With 28-pound annual per-capita consumption, the Finns drink more coffee than anyone in the world. The United States, which bought half the world’s coffee just after WWII, now consumes about 20 percent, with a united Germany close behind. Japan now accounts for 11 percent of worldwide coffee sales, and the Japanese appreciate high quality, buying some of the world’s best beans.

 

World consumption – people spend approximately $80 billion annually for coffee in all forms – is growing only at a modest rate as we enter a new century. The steady decline in the United States has been arrested by the specialty revolution, but per capita intake remains static at around 10 pounds per year.

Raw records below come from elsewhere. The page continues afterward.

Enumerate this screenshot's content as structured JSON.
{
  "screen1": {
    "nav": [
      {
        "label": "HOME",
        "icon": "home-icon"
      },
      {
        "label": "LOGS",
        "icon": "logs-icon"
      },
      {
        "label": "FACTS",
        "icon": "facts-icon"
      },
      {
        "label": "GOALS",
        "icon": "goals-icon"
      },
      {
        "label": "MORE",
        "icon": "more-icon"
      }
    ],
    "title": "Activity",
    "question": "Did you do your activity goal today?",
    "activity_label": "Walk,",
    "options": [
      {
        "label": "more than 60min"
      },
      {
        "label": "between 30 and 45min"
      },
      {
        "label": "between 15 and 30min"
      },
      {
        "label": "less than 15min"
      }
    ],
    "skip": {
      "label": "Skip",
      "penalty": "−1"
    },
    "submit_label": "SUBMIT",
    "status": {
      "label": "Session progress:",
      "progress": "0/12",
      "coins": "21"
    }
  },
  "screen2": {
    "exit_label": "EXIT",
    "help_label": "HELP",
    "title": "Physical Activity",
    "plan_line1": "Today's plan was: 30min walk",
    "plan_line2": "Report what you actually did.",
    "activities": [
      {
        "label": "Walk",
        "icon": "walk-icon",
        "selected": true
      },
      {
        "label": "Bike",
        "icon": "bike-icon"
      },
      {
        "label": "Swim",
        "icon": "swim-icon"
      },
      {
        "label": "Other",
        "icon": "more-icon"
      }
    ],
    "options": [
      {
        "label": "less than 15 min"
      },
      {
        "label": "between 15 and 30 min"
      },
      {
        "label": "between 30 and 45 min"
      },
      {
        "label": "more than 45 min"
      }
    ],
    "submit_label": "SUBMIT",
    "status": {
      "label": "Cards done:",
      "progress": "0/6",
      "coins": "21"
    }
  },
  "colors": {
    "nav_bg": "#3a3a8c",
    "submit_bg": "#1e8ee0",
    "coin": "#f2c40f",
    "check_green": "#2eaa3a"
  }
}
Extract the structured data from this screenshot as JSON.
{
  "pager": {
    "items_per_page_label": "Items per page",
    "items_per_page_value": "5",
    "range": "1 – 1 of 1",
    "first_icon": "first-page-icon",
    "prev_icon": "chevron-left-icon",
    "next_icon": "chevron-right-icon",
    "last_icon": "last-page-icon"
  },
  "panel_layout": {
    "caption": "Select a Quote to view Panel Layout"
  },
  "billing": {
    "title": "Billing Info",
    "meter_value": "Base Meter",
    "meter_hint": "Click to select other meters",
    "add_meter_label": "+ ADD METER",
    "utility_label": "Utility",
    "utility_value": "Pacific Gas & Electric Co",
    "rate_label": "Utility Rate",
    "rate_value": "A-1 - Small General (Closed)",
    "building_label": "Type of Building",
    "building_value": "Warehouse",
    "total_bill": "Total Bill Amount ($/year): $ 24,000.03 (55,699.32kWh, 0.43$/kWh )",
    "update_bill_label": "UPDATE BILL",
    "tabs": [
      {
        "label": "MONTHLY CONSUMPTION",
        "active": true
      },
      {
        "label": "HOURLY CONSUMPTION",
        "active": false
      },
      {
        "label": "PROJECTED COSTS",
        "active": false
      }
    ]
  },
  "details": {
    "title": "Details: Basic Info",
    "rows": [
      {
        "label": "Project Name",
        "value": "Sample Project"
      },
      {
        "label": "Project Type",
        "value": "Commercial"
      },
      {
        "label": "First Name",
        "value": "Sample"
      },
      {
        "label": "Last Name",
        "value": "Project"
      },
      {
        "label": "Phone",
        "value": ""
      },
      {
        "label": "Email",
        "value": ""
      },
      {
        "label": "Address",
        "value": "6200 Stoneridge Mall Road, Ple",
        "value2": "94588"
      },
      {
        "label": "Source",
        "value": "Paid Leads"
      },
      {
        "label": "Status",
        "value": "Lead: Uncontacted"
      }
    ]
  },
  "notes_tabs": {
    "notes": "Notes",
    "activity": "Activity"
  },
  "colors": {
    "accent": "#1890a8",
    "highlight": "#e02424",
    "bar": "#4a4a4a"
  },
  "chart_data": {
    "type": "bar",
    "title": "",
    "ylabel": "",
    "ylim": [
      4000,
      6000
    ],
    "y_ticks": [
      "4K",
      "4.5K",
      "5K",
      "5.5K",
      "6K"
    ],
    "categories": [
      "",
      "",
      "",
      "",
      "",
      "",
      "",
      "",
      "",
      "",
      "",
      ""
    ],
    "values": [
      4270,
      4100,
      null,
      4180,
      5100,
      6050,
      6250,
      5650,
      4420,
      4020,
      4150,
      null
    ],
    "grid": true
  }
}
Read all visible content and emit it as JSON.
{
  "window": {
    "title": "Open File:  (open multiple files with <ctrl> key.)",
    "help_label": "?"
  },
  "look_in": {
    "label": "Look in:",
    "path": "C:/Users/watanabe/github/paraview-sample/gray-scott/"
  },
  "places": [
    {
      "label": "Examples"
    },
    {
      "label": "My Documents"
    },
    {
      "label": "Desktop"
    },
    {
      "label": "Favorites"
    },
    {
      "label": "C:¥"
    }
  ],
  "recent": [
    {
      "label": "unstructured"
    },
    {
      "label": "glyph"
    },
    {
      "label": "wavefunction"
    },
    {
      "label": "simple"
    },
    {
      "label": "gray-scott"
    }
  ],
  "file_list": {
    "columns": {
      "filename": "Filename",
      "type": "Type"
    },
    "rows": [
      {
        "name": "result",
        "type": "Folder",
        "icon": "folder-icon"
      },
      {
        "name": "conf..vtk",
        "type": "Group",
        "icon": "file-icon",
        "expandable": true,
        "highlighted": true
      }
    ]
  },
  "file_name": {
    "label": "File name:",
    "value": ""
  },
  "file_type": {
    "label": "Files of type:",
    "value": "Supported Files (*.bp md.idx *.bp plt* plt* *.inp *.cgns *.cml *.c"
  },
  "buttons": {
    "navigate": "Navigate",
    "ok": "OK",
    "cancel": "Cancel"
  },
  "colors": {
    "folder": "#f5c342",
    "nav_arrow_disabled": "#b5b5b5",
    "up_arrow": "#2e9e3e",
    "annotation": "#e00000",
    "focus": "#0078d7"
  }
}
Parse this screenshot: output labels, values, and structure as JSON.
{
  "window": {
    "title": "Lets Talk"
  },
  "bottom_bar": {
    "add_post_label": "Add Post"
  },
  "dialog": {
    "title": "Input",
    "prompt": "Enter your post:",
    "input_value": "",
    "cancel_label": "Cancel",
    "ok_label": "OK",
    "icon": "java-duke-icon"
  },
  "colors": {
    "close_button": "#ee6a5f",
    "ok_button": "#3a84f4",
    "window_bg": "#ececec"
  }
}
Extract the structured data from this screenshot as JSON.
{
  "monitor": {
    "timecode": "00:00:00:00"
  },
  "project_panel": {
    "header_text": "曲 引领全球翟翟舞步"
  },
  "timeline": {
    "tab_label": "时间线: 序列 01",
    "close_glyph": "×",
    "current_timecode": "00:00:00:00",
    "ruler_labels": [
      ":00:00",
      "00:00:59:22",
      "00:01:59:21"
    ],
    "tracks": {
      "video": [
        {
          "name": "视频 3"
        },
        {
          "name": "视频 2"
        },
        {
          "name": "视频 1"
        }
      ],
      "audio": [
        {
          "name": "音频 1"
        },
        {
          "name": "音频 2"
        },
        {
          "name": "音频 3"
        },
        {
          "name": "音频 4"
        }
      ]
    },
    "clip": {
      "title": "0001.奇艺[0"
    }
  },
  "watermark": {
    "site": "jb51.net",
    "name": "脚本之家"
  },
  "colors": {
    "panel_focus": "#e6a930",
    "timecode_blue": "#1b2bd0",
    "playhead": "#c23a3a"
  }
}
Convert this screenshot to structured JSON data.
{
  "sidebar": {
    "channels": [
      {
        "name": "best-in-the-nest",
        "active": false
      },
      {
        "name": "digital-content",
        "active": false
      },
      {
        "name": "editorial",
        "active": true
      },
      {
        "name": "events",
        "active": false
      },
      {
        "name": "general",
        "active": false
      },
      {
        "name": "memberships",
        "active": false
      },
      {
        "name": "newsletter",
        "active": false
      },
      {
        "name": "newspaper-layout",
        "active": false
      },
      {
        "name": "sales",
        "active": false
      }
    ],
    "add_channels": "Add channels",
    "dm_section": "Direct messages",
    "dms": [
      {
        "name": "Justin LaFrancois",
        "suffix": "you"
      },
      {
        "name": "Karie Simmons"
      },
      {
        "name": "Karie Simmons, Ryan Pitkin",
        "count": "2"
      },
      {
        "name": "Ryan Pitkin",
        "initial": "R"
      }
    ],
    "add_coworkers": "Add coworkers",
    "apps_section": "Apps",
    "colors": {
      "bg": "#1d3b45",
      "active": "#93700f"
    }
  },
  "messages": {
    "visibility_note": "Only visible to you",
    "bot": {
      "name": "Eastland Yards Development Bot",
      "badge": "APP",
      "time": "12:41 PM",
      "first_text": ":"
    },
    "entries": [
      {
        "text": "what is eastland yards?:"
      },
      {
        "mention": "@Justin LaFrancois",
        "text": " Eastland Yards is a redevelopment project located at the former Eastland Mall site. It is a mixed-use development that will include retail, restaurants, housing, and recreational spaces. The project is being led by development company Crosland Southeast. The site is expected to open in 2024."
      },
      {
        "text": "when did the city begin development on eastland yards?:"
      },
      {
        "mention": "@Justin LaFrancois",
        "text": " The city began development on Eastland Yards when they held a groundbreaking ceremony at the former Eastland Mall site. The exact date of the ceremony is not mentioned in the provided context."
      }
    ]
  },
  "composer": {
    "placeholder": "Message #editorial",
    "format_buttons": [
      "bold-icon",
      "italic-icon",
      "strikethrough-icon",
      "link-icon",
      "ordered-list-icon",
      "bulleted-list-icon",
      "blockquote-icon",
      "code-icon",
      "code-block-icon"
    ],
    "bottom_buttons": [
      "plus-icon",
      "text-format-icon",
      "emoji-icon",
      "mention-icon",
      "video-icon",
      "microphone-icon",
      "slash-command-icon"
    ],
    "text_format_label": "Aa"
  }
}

Specialty coffee now accounts for approximately 20 percent of US home coffee consumption. Even the big roasters have improved the quality of their blends, with Arabica content growing. For years, northern Europeans set the standard for coffee quality while the mass market barbarians in the United Stares drank coffee swill.

 

By 2000, world coffee production and consumption should exceed one hundred million bags a year. With more sophisticate machinery, mechanize harvesting will become somewhat more common, but hand picking will still predominate. Even with new science and technology, however, the coffee industry will remain essentially unchanged. The boom-bust cycle will continue to send prices reeling up and down, exacerbated by frosts, droughts, speculative hedge funds, and the major roasters’ just-in-time inventory practices, which leave them more vulnerable to shortages. The worldwide trend toward higher-quality coffee, for which consumers are willing to pay premium prices, gives some grounds for hope that small farmers and laborers may someday break out of poverty, though that day is certainly far in the future.